The article also notes that Anthropic "said it has banned nearly 700,000 accounts that were using Claude in China." But the article includes this quote from Kyle Chan, a fellow at the Washington-based Brookings Institution's China Center. "Anthropic's framing is that this is a geopolitical contest for basically the future of the world and freedom and democracy. It's that this is not just undercutting the U.S. commercially, but undercutting American strategic advantage in the most powerful technology we know today."
4 comments
And? (Score: 5, Insightful)
by OverlordQ ( 264228 ) on Saturday July 11, 2026 @01:42PM (#66233146)
American AI companies 'distilled' millions of works from the original authors, they dont like it? Tough.
And? (Score: 5, Insightful)
by liqu1d ( 4349325 ) on Saturday July 11, 2026 @01:43PM (#66233150)
The American companies distilled everyone else's stuff without asking. Difference is anthropic actually got paid by the Chinese.
Anthropic is using... (Score: 5, Insightful)
by MpVpRb ( 1423381 ) on Saturday July 11, 2026 @01:44PM (#66233164)
...every dirty trick in the book to secure their monopoly.
They spread fear and claim that only they can ensure safety.
They refuse to release a powerful model, claiming it's too dangerous.
They invite government restrictions.
They attack open source projects.
Classic monopolist behavior.
Re:Monopoly is inevitable (Score: 5, Interesting)

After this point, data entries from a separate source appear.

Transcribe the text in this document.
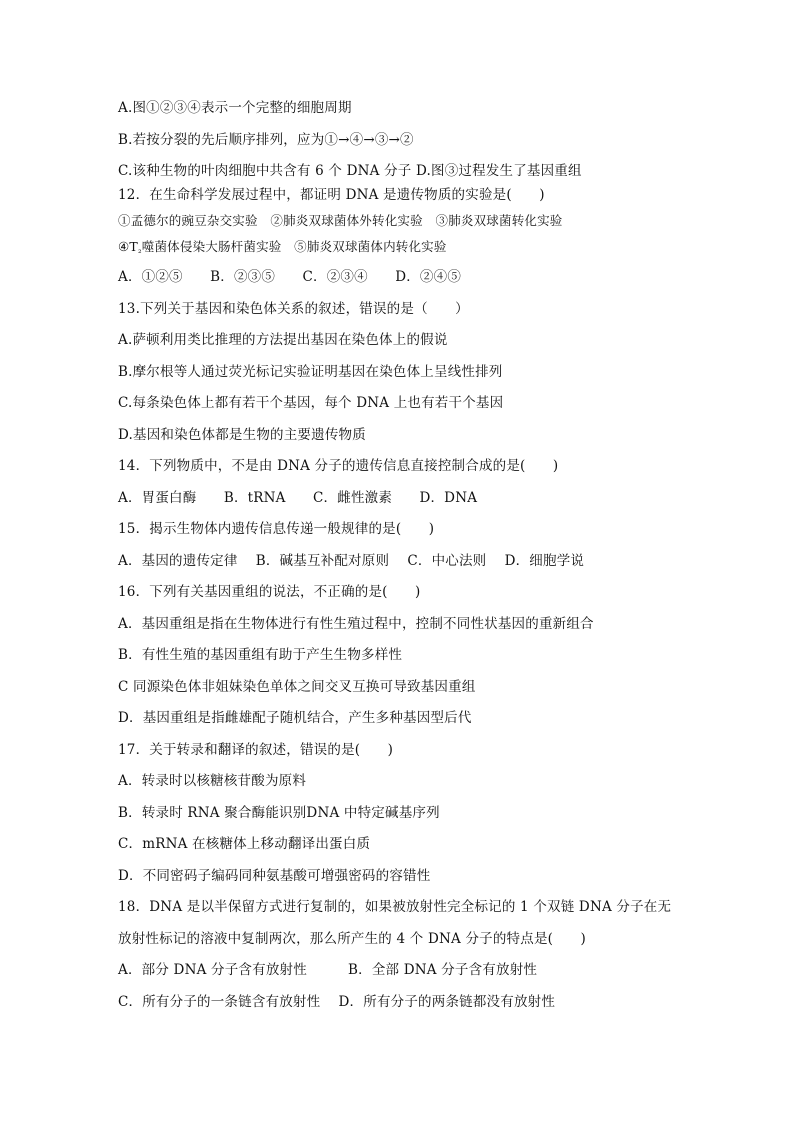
A.图①②③④表示一个完整的细胞周期

B.若按分裂的先后顺序排列，应为①→④→③→②

C.该种生物的叶肉细胞中共含有 6 个 DNA 分子 D.图③过程发生了基因重组

12．在生命科学发展过程中，都证明 DNA 是遗传物质的实验是(　　)

①孟德尔的豌豆杂交实验　②肺炎双球菌体外转化实验　③肺炎双球菌转化实验

$④T_{_2}$噬菌体侵染大肠杆菌实验　⑤肺炎双球菌体内转化实验

A．①②⑤　　B．②③⑤　　C．②③④　　D．②④⑤

13.下列关于基因和染色体关系的叙述，错误的是（　　）

A.萨顿利用类比推理的方法提出基因在染色体上的假说

B.摩尔根等人通过荧光标记实验证明基因在染色体上呈线性排列

C.每条染色体上都有若干个基因，每个 DNA 上也有若干个基因

D.基因和染色体都是生物的主要遗传物质

14．下列物质中，不是由 DNA 分子的遗传信息直接控制合成的是(　　)

A．胃蛋白酶　　B．tRNA　　C．雌性激素　　D．DNA

15．揭示生物体内遗传信息传递一般规律的是(　　)

A．基因的遗传定律　 B．碱基互补配对原则　 C．中心法则　 D．细胞学说

16．下列有关基因重组的说法，不正确的是(　　)

A．基因重组是指在生物体进行有性生殖过程中，控制不同性状基因的重新组合

B．有性生殖的基因重组有助于产生生物多样性

C 同源染色体非姐妹染色单体之间交叉互换可导致基因重组

D．基因重组是指雌雄配子随机结合，产生多种基因型后代

17．关于转录和翻译的叙述，错误的是(　　)

A．转录时以核糖核苷酸为原料

B．转录时 RNA 聚合酶能识别DNA 中特定碱基序列

C．mRNA 在核糖体上移动翻译出蛋白质

D．不同密码子编码同种氨基酸可增强密码的容错性

18．DNA 是以半保留方式进行复制的，如果被放射性完全标记的 1 个双链 DNA 分子在无

放射性标记的溶液中复制两次，那么所产生的 4 个 DNA 分子的特点是(　　)

A．部分 DNA 分子含有放射性　　　B．全部 DNA 分子含有放射性

C．所有分子的一条链含有放射性　 D．所有分子的两条链都没有放射性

by bussdriver ( 620565 ) on Saturday July 11, 2026 @02:55PM (#66233250)
Do they retain all their training data? can they store all that? - i thought they were using all the internet and massive piracy?
The web is being polluted with slop so.... I would think China could get around all copy-protection and have an advantage in data collection outside of the slop invested parts of the web. If the USA AI corps were not violating the law, they'd be trying to scrape from China's bots who don't have their legal limitations... Is the old web even that valuable to mine in the 1st place? From what I've read these AI are pretty amazing when reduced to a relatively small domain data set; like all journals and books on 1 topic. Have you not tried to research something in depth on the web and found it to be severely lacking compared to books and journals?? Even online lectures are just highlights from textbooks... Well, when you look to the book... I've spent years reading on the web on a topic for entertainment then tried a book only to find it had everything I learned all in 1 concise place that would have taken a fraction of the time and effort... and without all the filtering and correcting of know-it-all blowhard slop and that was before we automated windbags with AI.

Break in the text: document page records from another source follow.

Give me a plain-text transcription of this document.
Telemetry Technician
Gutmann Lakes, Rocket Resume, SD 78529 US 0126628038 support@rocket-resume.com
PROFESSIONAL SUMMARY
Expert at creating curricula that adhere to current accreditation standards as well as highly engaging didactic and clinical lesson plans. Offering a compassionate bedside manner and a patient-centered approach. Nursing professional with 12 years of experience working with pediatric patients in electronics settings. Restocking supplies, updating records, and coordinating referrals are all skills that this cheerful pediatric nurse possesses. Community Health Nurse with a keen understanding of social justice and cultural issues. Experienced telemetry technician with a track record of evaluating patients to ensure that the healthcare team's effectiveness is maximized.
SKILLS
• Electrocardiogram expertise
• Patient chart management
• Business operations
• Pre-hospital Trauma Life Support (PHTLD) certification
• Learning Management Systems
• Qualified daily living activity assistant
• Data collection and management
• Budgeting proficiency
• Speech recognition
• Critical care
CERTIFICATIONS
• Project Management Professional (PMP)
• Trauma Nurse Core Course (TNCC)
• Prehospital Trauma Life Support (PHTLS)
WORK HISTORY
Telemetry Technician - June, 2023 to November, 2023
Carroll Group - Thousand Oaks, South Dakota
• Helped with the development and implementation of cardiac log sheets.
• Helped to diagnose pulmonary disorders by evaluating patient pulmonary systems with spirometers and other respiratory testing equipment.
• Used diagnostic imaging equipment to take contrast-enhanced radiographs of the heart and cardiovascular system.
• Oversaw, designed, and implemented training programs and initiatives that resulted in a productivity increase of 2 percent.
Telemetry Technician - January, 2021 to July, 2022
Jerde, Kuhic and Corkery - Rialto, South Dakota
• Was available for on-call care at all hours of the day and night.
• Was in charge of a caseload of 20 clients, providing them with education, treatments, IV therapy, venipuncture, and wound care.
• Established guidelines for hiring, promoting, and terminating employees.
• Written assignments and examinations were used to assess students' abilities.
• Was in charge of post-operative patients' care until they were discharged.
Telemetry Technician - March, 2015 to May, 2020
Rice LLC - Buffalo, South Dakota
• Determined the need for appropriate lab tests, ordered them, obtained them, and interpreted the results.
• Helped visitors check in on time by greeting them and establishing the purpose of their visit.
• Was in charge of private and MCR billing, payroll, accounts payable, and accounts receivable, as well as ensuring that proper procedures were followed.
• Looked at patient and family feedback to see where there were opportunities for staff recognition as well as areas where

Tech makes things worse. It's like a drug. Opioid... It has targeted controlled good use cases but outside of that it's bad stuff. Everybody's answer to the problems it creates is to get more tech...at at least suffer until the next update/version... People were already getting more stupid, especially in the USA now we have AI and already we have studies showing it does just that... If you think things are stupid now...

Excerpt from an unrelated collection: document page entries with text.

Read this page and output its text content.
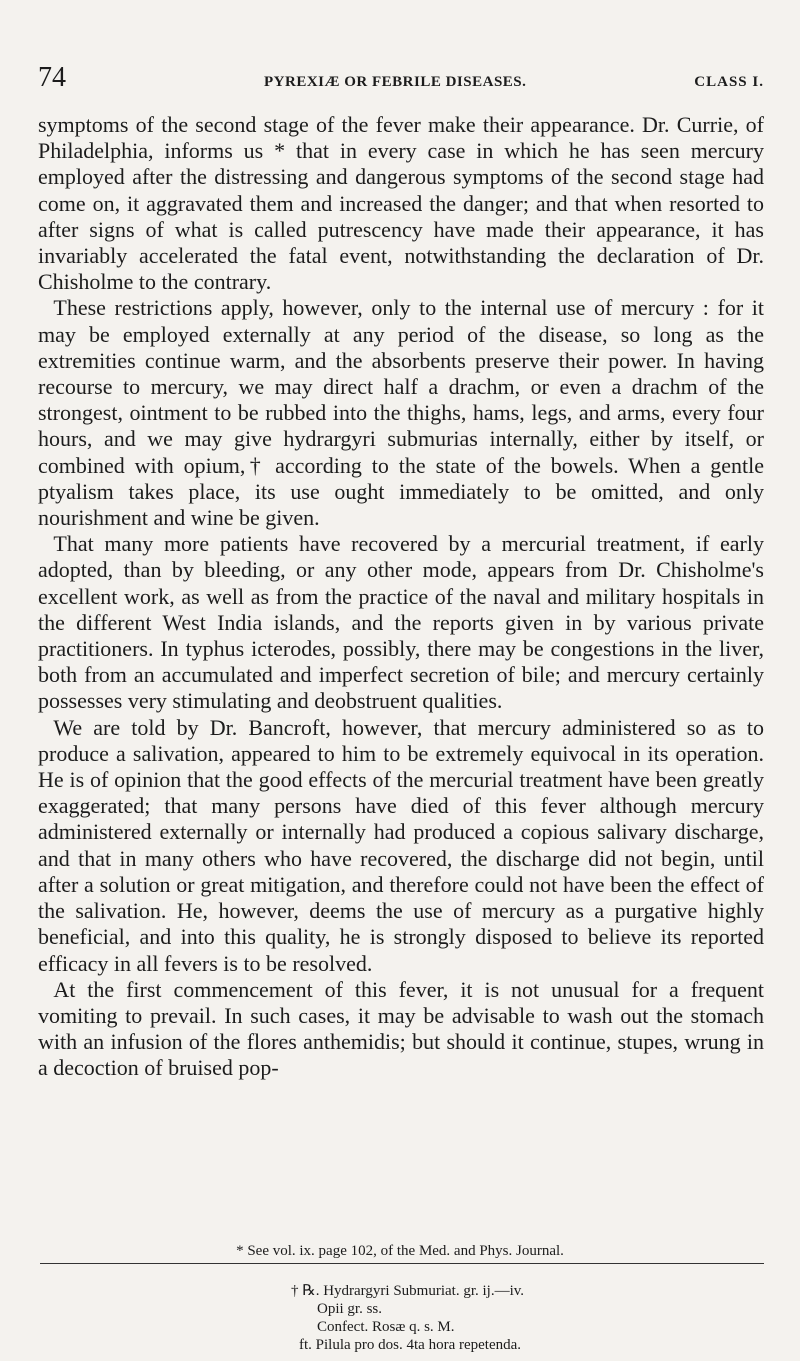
74	PYREXIÆ OR FEBRILE DISEASES.	CLASS I.

symptoms of the second stage of the fever make their appearance. Dr. Currie, of Philadelphia, informs us * that in every case in which he has seen mercury employed after the distressing and dangerous symptoms of the second stage had come on, it aggravated them and increased the danger; and that when resorted to after signs of what is called putrescency have made their appearance, it has invariably accelerated the fatal event, notwithstanding the declaration of Dr. Chisholme to the contrary.

These restrictions apply, however, only to the internal use of mercury : for it may be employed externally at any period of the disease, so long as the extremities continue warm, and the absorbents preserve their power. In having recourse to mercury, we may direct half a drachm, or even a drachm of the strongest, ointment to be rubbed into the thighs, hams, legs, and arms, every four hours, and we may give hydrargyri submurias internally, either by itself, or combined with opium,† according to the state of the bowels. When a gentle ptyalism takes place, its use ought immediately to be omitted, and only nourishment and wine be given.

That many more patients have recovered by a mercurial treatment, if early adopted, than by bleeding, or any other mode, appears from Dr. Chisholme's excellent work, as well as from the practice of the naval and military hospitals in the different West India islands, and the reports given in by various private practitioners. In typhus icterodes, possibly, there may be congestions in the liver, both from an accumulated and imperfect secretion of bile; and mercury certainly possesses very stimulating and deobstruent qualities.

We are told by Dr. Bancroft, however, that mercury administered so as to produce a salivation, appeared to him to be extremely equivocal in its operation. He is of opinion that the good effects of the mercurial treatment have been greatly exaggerated; that many persons have died of this fever although mercury administered externally or internally had produced a copious salivary discharge, and that in many others who have recovered, the discharge did not begin, until after a solution or great mitigation, and therefore could not have been the effect of the salivation. He, however, deems the use of mercury as a purgative highly beneficial, and into this quality, he is strongly disposed to believe its reported efficacy in all fevers is to be resolved.

At the first commencement of this fever, it is not unusual for a frequent vomiting to prevail. In such cases, it may be advisable to wash out the stomach with an infusion of the flores anthemidis; but should it continue, stupes, wrung in a decoction of bruised pop-

* See vol. ix. page 102, of the Med. and Phys. Journal.
† ℞. Hydrargyri Submuriat. gr. ij.—iv.
Opii gr. ss.
Confect. Rosæ q. s. M.
ft. Pilula pro dos. 4ta hora repetenda.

With a 15% drop in PhDs ,science going down hill , and CS people leaving or souring on the evil of the corps here... I think these tech bros are quite self inflated as to their importance and how close they are to the end game. They are not going to get their huge break-thru monopoly they are racing towards like mad which looks more like a cover for a Ponzi scheme hoping to become a real business before it collapses. 80% of the effort is for the last 20%. They are probably not even at the last 20% and even then, their "AGI" could take centuries to get the last 5% of it (if you can even measure it well enough know when you are at 95%... or even at 80% progress. Assuming, you know what 100% even is!)